Hypothesis Testing Homework
This homework covers some basic concepts of hypothesis testing from the lecture on 3/19. It will be due Monday April 3rd before our lecture! If you need to refer back to the content, here are the slides: https://docs.google.com/presentation/d/1eAmKZgilx7eXC9nSOi5FlHE4UYjLGZh5dkq6IGP9jRM/edit#slide=id.g20929d2de64_0_0
Question 1:
Paul is rolling a dice, and is not sure if it is a fair dice or not (in a fair dice, you have a 1/6th chance of rolling each number). He rolls it 12 times and rolls 1 10 of the times. He wants to determine if the dice is actually unfair and that there is a greater chance of rolling a 1 than other numbers or if this is due to random chance. What is a possible null and alternate hypothesis if Paul were to run a hypothesis test?

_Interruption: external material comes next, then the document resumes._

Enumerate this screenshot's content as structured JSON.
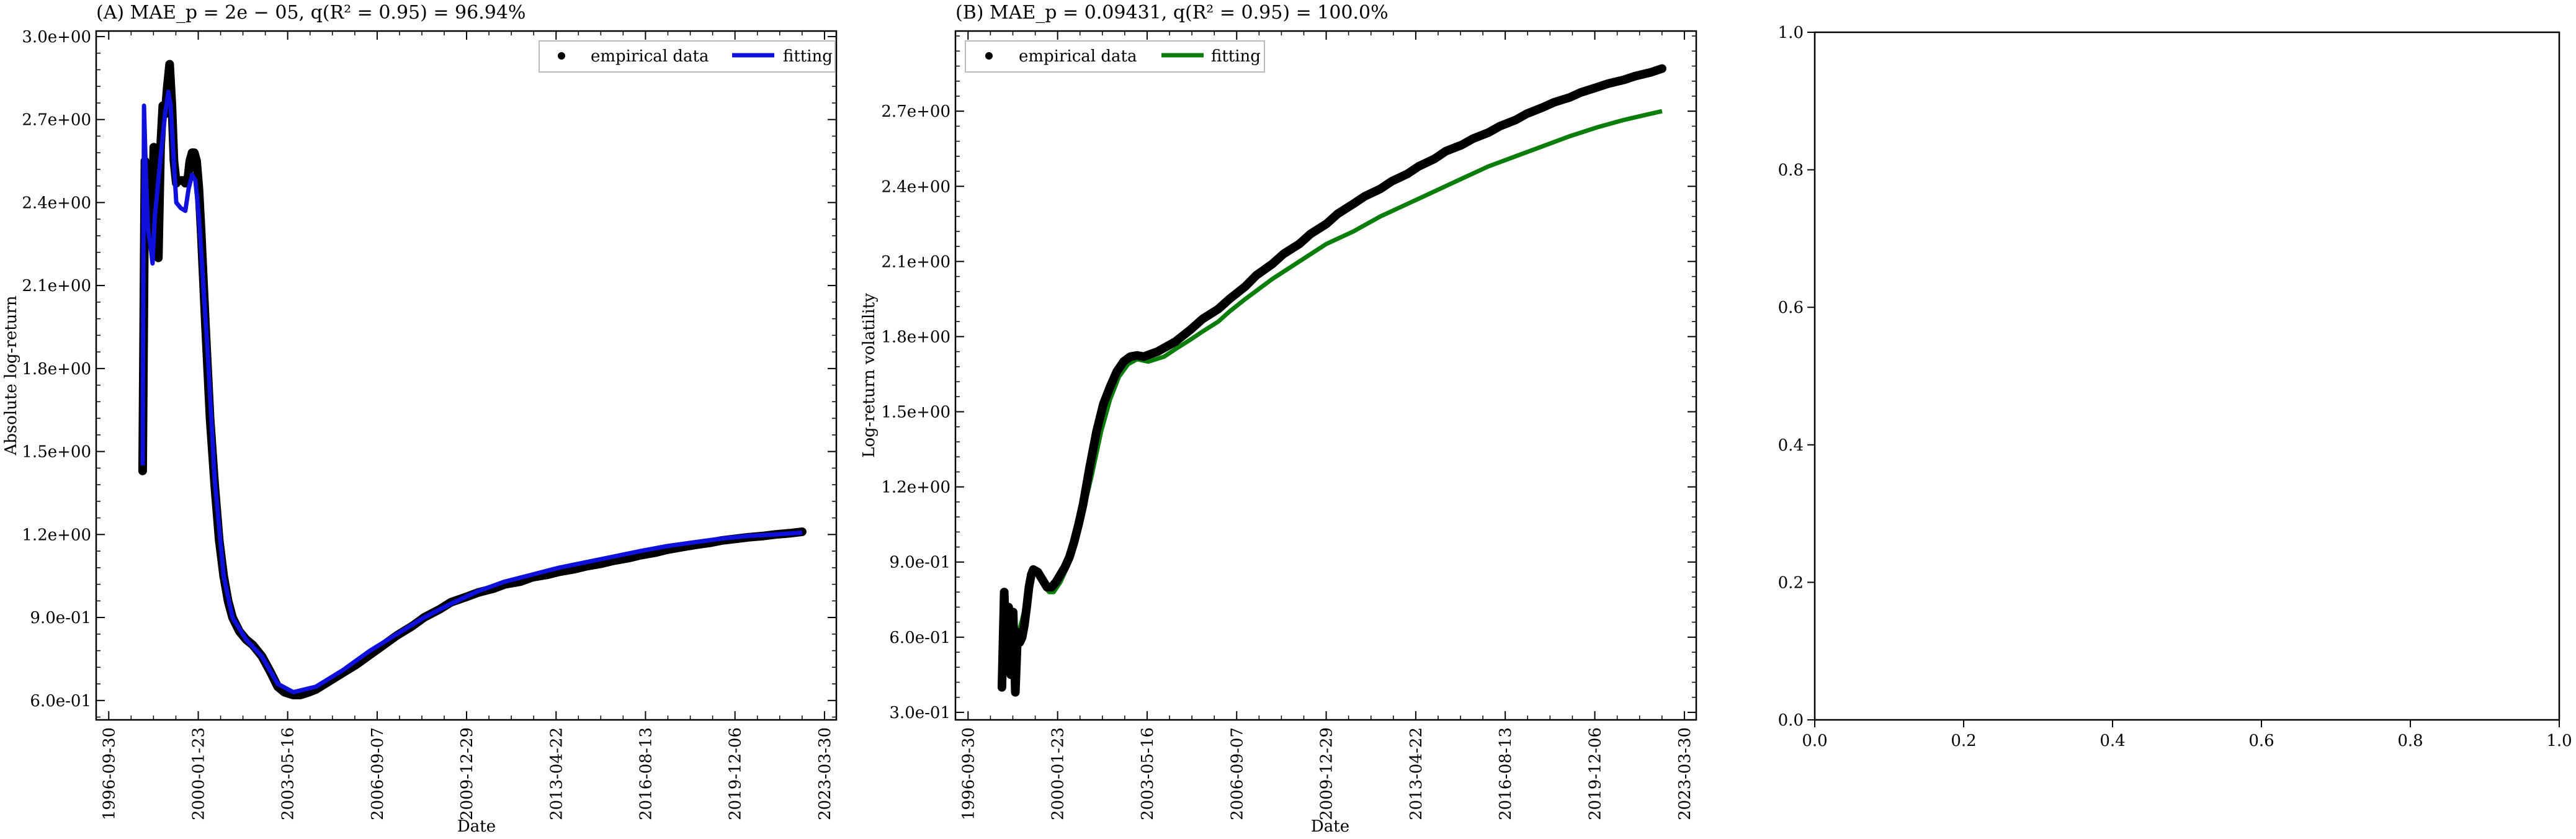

Hint: Usually, we use the variable p to write a null or alternate hypothesis test. For instance if our null hypothesis is that there is a 50% chance of flipping a coin and getting heads we would denote this as "p = 0.5" and if our alternate is that there is less than a 50% chance of getting heads we would denote this as "p < 0.50."
Question 2:
Manas and Suparna are playing a coin flip game and are keeping track of the number of heads and tails they get. Out of 10 flips, Manas gets only 2 tails. Manas says the coin is rigged and Suparna says this is due to random chance, so they decide to run a hypothesis test to settle this debate.
The following code goes through the hypothesis testing for this scenario, please do not change it since it is related to the question.
Now, calculate the p-value for the following test.
Hint 1: Our p-value should calculate the proportion of test statistics that are less than or equal to the proportion of tails we got in our observed test statistic.
Hint 2: np.count_nonzero counts the number of non-zero values in an array. Since we are passing in a boolean array into np.count_nonzero, this is supposed to calculate the number of test stats less than or equal to the observed stat.
Hint 3: Once we calculate the number of test stats less than or equal to the observed, we need to get the proportion of this out of all the simulations, so what would you divide this by?